The Standard Media on Kenya. “Investors in several neighbourhoods in Nairobi are reeling from a slump in home prices and rent as excess supply bites. Selling prices in Kilimani have dropped more than 5 per cent since last June to lead in the slump that has also been witnessed in Donholm, Eastleigh and Ridgeways, according to real estate consultancy HassConsult. A dip in prices is a reflection of slowing demand, further compounding concerns that developers who borrowed to fund for-sale projects could be coming under distress.”
“Implications of the supply-demand showdown have already been captured by the Central Bank of Kenya, which reported bad loans in the real estate sector had jumped by nearly half in the three months ending March.One of the reasons for the slowing uptake is that home sellers may have priced themselves out of the market. The average closing price for a residence in Nairobi has jumped seven-fold in 10 years, while rent has risen just three-and-half times, according to survey.”
The Namibian. “Namibian property owners have been hit by the Angolan economic crisis as most of their tenants from Namibia’s northern neighbour struggle to pay rent, and some have been forced to vacate. Angola’s economy, which heavily depends on oil revenue, has recently been hit by a crisis due to a plunge in global oil prices. While it was difficult to get a place to rent in recent years, many places in Windhoek’s central areas are empty as Angolans, who had a reputation for paying anything landlords demanded, now find it difficult to pay the rent which has steeply gone up over the years because of the artificial demand.”
“Many Angolans living in Namibia paid high rentals over the years as their country was awash with US dollar bills, which when converted to Namibia dollars, made high local rates appear petty.
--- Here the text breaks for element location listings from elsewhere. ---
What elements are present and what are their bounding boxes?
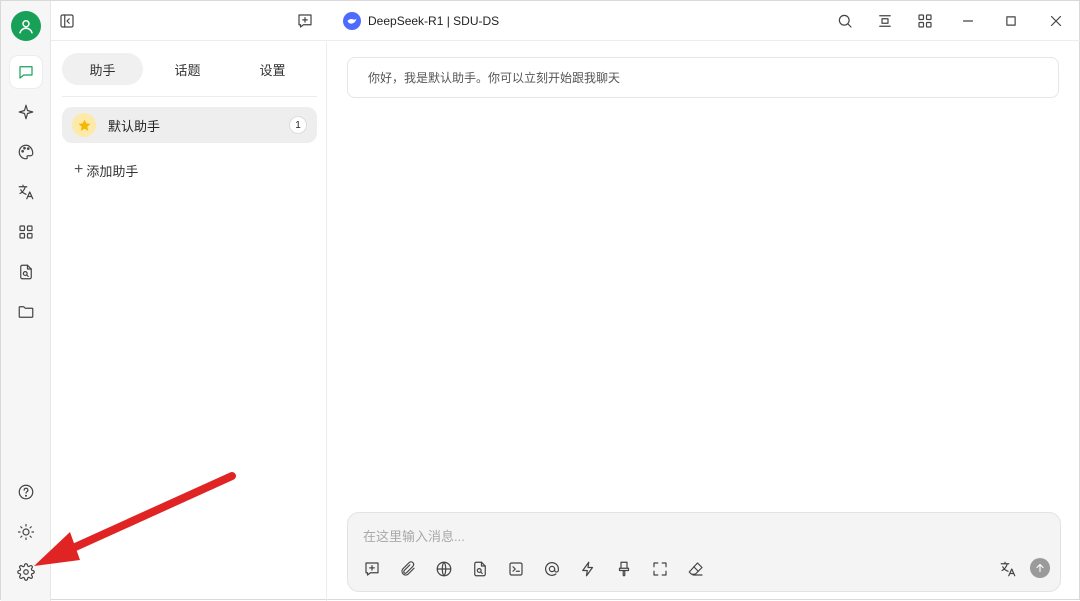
expand-icon <box>653 562 667 576</box>
apps-button[interactable] <box>911 7 939 35</box>
search-button[interactable] <box>831 7 859 35</box>
chat-icon <box>19 66 33 79</box>
send-button[interactable] <box>1030 558 1050 578</box>
maximize-icon <box>1006 16 1016 26</box>
mention-icon <box>545 562 559 576</box>
assistant-item-default[interactable]: 默认助手 1 <box>62 107 317 143</box>
rail-theme-button[interactable] <box>10 516 42 548</box>
tab-settings[interactable]: 设置 <box>232 53 313 85</box>
rail-folder-button[interactable] <box>10 296 42 328</box>
top-bar: DeepSeek-R1 | SDU-DS <box>51 1 1080 41</box>
tab-topics[interactable]: 话题 <box>147 53 228 85</box>
minimize-button[interactable] <box>954 7 982 35</box>
app-window: DeepSeek-R1 | SDU-DS 助手 话题 设置 默认助手 1 + 添… <box>0 0 1080 601</box>
composer-toolbar <box>360 557 720 581</box>
message-input[interactable]: 在这里输入消息... <box>363 526 465 545</box>
plus-icon: + <box>74 161 84 178</box>
model-label: DeepSeek-R1 | SDU-DS <box>368 14 500 28</box>
translate-icon <box>1000 561 1016 577</box>
attachment-tool[interactable] <box>396 557 420 581</box>
eraser-icon <box>688 562 703 576</box>
greeting-message: 你好，我是默认助手。你可以立刻开始跟我聊天 <box>347 57 1059 98</box>
panel-tabs: 助手 话题 设置 <box>62 53 317 85</box>
terminal-icon <box>509 562 523 576</box>
new-topic-tool[interactable] <box>360 557 384 581</box>
star-emoji-icon <box>72 113 96 137</box>
layout-button[interactable] <box>871 7 899 35</box>
palette-icon <box>18 144 34 160</box>
close-button[interactable] <box>1042 7 1070 35</box>
quick-phrase-tool[interactable] <box>576 557 600 581</box>
web-search-tool[interactable] <box>432 557 456 581</box>
help-icon <box>18 484 34 500</box>
grid-icon <box>19 225 33 239</box>
rail-agents-button[interactable] <box>10 96 42 128</box>
deepseek-logo-icon <box>343 12 361 30</box>
add-assistant-label: 添加助手 <box>86 163 139 179</box>
sun-icon <box>17 523 35 541</box>
file-search-icon <box>20 264 32 280</box>
sidebar-collapse-icon <box>60 14 74 28</box>
new-topic-icon <box>298 14 312 28</box>
file-search-icon <box>474 561 486 577</box>
mention-tool[interactable] <box>540 557 564 581</box>
minimize-icon <box>962 20 974 22</box>
rail-chat-button[interactable] <box>10 56 42 88</box>
attachment-icon <box>401 561 415 576</box>
gear-icon <box>17 563 35 581</box>
translate-tool[interactable] <box>996 557 1020 581</box>
grid-icon <box>918 14 932 28</box>
globe-icon <box>436 561 452 577</box>
expand-tool[interactable] <box>648 557 672 581</box>
assistant-name: 默认助手 <box>108 118 161 134</box>
brush-icon <box>618 561 630 577</box>
rail-paint-button[interactable] <box>10 136 42 168</box>
model-selector[interactable]: DeepSeek-R1 | SDU-DS <box>343 11 499 31</box>
toggle-sidebar-button[interactable] <box>53 7 81 35</box>
topic-count-badge: 1 <box>289 116 307 134</box>
knowledge-tool[interactable] <box>468 557 492 581</box>
rail-files-button[interactable] <box>10 256 42 288</box>
add-assistant-button[interactable]: + 添加助手 <box>74 160 138 180</box>
clear-context-tool[interactable] <box>612 557 636 581</box>
new-topic-icon <box>365 562 379 576</box>
sparkle-icon <box>18 104 34 120</box>
new-topic-button[interactable] <box>291 7 319 35</box>
divider <box>62 96 317 97</box>
arrow-up-icon <box>1036 563 1044 573</box>
clear-messages-tool[interactable] <box>684 557 708 581</box>
lightning-icon <box>582 561 594 577</box>
rail-translate-button[interactable] <box>10 176 42 208</box>
rail-settings-button[interactable] <box>10 556 42 588</box>
assistant-panel: 助手 话题 设置 默认助手 1 + 添加助手 <box>52 42 327 601</box>
greeting-text: 你好，我是默认助手。你可以立刻开始跟我聊天 <box>368 71 621 85</box>
close-icon <box>1050 15 1062 27</box>
maximize-button[interactable] <box>997 7 1025 35</box>
avatar[interactable] <box>11 11 41 41</box>
folder-icon <box>18 306 34 318</box>
rail-apps-button[interactable] <box>10 216 42 248</box>
message-composer: 在这里输入消息... <box>347 512 1061 592</box>
prompt-tool[interactable] <box>504 557 528 581</box>
translate-icon <box>18 184 34 200</box>
tab-assistants[interactable]: 助手 <box>62 53 143 85</box>
rail-help-button[interactable] <box>10 476 42 508</box>
layout-icon <box>879 15 891 27</box>
search-icon <box>838 14 852 28</box>
left-rail <box>1 1 51 601</box>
But the plunge in global oil prices made a huge impact on the Angolan economy as limited US dollars came into circulation. Places visited by The Namibian such as Dorado Park, Windhoek West, Windhoek North and Hochland Park, which were previously mostly rented out to Angolan students, have vacant rooms.”
“‘All these flats are empty. Angolans are either leaving, or moving to Katutura,’ said a security guard at a block of flats in Dorado Park, where at least four units which were all occupied by Angolan nationals before are empty now.”
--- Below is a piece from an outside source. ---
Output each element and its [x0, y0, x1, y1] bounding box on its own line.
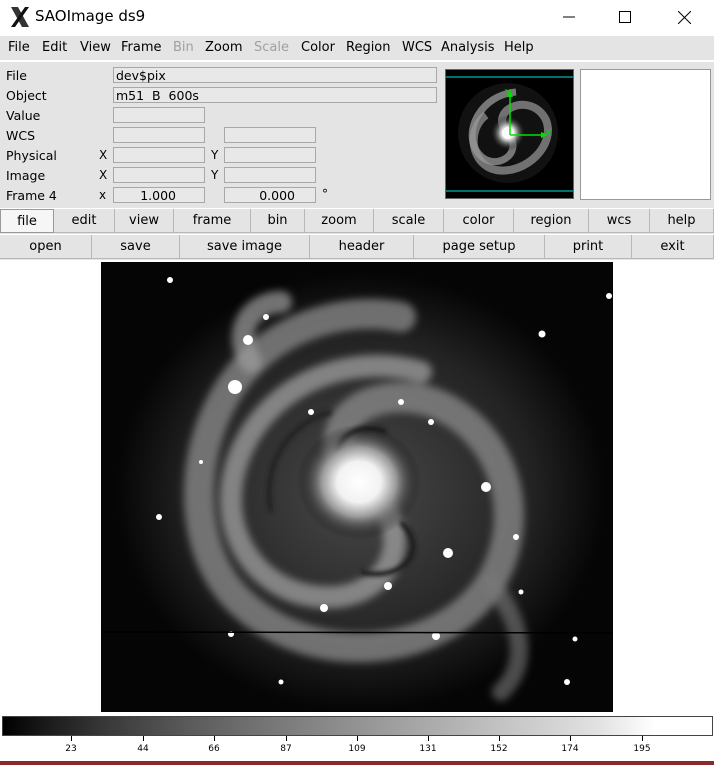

“The latest statistics from the Angolan Industrial Association revealed that Angola had lost some 60 000 jobs in the past 12 months due to the falling international oil prices. According to Jose Severino, AIA chairman, the statistics which were released on 12 June showed that most of the job losses occured in the civil engineering and oil sectors, with state revenues reduced by half from June 2015 to May 2016.”
“Over the years, Namibians have blamed the Angolan US dollar boom for making landlords in Windhoek charge exorbitant rents. Real estate agent Esther Nicodemus said the sector has been feeling the pinch of the Angolan crisis lately. ‘Most of my clients were those people (Angolans). It has really been hard lately,’ she stated.”